Fast Fiction: Creative Process
"I'm going to do what I do every day of my life and that is remember how it was,'' says the holocaust survivor in Richard Mallinson's story.
Barton took up painting late in life but he became angry when people said that he was using it for ‘comfort’ in retirement.
‘It’s not painting as therapy,’ he growled, ‘it’s painting as bloody painting, simple as that.’

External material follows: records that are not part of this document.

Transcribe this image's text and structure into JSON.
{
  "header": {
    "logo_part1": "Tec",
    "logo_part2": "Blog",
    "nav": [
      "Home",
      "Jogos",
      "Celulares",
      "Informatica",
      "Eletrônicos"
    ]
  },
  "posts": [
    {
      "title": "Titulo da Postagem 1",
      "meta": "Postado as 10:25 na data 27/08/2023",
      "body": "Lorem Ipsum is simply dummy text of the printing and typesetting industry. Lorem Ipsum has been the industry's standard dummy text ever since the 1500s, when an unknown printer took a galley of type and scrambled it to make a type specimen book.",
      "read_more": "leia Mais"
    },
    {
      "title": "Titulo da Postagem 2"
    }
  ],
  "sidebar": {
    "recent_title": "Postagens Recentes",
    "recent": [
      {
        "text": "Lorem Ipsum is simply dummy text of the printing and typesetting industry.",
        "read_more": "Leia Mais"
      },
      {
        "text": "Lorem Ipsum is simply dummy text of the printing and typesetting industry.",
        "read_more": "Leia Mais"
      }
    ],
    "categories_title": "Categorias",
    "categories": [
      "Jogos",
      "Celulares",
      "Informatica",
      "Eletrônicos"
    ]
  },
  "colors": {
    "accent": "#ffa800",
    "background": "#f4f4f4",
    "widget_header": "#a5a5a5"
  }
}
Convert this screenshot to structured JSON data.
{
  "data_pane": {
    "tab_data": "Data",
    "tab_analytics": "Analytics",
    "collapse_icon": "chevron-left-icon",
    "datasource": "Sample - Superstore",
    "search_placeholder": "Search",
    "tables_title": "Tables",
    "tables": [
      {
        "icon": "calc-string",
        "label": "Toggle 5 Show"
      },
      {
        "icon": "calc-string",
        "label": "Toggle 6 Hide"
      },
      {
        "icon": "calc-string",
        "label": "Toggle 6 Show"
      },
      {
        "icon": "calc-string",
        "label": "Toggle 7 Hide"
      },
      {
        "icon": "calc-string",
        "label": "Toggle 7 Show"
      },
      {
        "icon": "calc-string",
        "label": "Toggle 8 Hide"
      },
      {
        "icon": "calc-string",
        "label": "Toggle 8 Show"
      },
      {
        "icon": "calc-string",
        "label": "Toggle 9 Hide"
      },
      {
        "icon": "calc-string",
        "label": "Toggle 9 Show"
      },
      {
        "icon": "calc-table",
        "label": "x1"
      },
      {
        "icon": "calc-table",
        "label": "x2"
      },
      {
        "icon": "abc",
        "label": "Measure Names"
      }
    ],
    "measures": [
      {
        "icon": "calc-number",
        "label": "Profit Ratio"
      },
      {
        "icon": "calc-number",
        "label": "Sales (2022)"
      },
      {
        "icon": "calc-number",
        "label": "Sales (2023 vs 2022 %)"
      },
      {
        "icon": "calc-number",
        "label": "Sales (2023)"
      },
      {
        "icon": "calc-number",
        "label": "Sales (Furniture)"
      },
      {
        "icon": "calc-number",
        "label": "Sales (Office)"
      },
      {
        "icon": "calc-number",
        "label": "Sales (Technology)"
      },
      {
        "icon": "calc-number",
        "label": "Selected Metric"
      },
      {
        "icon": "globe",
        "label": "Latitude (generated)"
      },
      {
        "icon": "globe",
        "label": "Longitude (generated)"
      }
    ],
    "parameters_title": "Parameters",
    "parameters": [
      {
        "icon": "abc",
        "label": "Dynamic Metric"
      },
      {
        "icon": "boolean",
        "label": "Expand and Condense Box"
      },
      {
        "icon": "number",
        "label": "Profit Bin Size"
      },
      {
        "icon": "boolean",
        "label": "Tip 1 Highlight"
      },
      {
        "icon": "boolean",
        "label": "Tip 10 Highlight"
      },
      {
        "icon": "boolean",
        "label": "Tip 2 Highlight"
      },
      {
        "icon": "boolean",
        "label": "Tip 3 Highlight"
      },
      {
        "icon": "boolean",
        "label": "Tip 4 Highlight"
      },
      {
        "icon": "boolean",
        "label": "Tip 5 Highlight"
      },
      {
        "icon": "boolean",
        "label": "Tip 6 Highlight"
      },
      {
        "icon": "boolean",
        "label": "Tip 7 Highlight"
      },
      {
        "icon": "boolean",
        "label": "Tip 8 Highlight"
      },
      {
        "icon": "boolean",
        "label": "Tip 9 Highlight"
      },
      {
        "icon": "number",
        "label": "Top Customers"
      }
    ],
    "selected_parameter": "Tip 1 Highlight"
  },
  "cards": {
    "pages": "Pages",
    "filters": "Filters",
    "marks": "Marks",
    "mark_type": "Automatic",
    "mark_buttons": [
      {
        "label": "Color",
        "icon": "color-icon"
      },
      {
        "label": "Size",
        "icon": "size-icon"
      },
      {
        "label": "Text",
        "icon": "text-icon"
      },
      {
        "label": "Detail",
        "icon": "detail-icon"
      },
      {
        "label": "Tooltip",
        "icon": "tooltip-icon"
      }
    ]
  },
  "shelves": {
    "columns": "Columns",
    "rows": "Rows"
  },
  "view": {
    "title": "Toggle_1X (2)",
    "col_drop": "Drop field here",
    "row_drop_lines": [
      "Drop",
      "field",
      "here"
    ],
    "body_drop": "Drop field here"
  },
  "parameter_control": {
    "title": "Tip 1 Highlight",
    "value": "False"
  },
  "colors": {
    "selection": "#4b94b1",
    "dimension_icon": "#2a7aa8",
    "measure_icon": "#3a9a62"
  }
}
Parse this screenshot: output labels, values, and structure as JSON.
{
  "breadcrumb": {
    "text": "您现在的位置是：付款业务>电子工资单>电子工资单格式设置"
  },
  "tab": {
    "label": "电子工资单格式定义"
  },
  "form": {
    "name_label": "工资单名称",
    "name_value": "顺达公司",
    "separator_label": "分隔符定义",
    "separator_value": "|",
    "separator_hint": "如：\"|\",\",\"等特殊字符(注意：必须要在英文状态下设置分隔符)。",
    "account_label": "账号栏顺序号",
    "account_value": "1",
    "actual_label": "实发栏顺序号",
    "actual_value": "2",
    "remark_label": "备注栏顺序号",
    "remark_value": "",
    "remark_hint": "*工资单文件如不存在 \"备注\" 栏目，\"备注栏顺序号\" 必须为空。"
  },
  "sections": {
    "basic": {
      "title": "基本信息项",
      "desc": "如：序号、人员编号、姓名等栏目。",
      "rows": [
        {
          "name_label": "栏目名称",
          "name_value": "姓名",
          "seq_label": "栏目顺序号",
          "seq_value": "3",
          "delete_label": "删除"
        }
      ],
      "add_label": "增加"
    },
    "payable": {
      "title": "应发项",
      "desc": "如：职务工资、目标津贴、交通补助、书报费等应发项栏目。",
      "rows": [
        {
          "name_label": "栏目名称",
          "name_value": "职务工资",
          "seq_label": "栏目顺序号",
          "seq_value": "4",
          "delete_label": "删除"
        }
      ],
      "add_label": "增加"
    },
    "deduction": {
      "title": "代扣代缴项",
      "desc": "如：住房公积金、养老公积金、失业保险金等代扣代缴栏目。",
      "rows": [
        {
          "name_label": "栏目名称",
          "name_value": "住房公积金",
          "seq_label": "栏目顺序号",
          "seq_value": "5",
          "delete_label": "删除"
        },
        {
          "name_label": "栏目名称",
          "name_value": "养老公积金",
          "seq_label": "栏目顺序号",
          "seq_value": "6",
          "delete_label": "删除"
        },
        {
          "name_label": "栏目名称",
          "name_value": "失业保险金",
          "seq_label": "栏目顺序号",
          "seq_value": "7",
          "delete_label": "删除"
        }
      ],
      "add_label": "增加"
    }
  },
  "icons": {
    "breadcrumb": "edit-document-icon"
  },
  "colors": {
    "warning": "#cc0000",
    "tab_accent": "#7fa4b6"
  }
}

As soon as he began, he forgot the many years of working in a bank and now he could no more go to work than swim the Channel.
One day he sketched an elderly, bearded, blackcoated man who was gazing out to sea.
The man came up to Barton and peered at the sketch.
‘Hm’ he grunted, ‘you have lengthened the beard and shortened the nose but apart from that -’
‘I will paint your portrait from this, if you wish,’ said Barton.
‘No thank you,’ said the man, who then introduced himself as ‘Jacob Sterner, holocaust survivor.’
They went for a drink in a pub near the front.
‘I am afraid that you will have to pay, my friend,’ said Sterner.
They told each other about their lives.
Sterner said, ‘You have cut out your past and now live entirely in the present but I live in the past and am not interested in the present.’
As they were leaving the pub, Barton asked, ‘And what are you going to do for the rest of the day?’
‘I am going to do,’ said Sterner, ‘what I do every day of my life and that is remember how it was which is a process, I hope you realise, that is just as creative as all your sketching and painting.’
For a minute, Barton didn’t quite know what to say.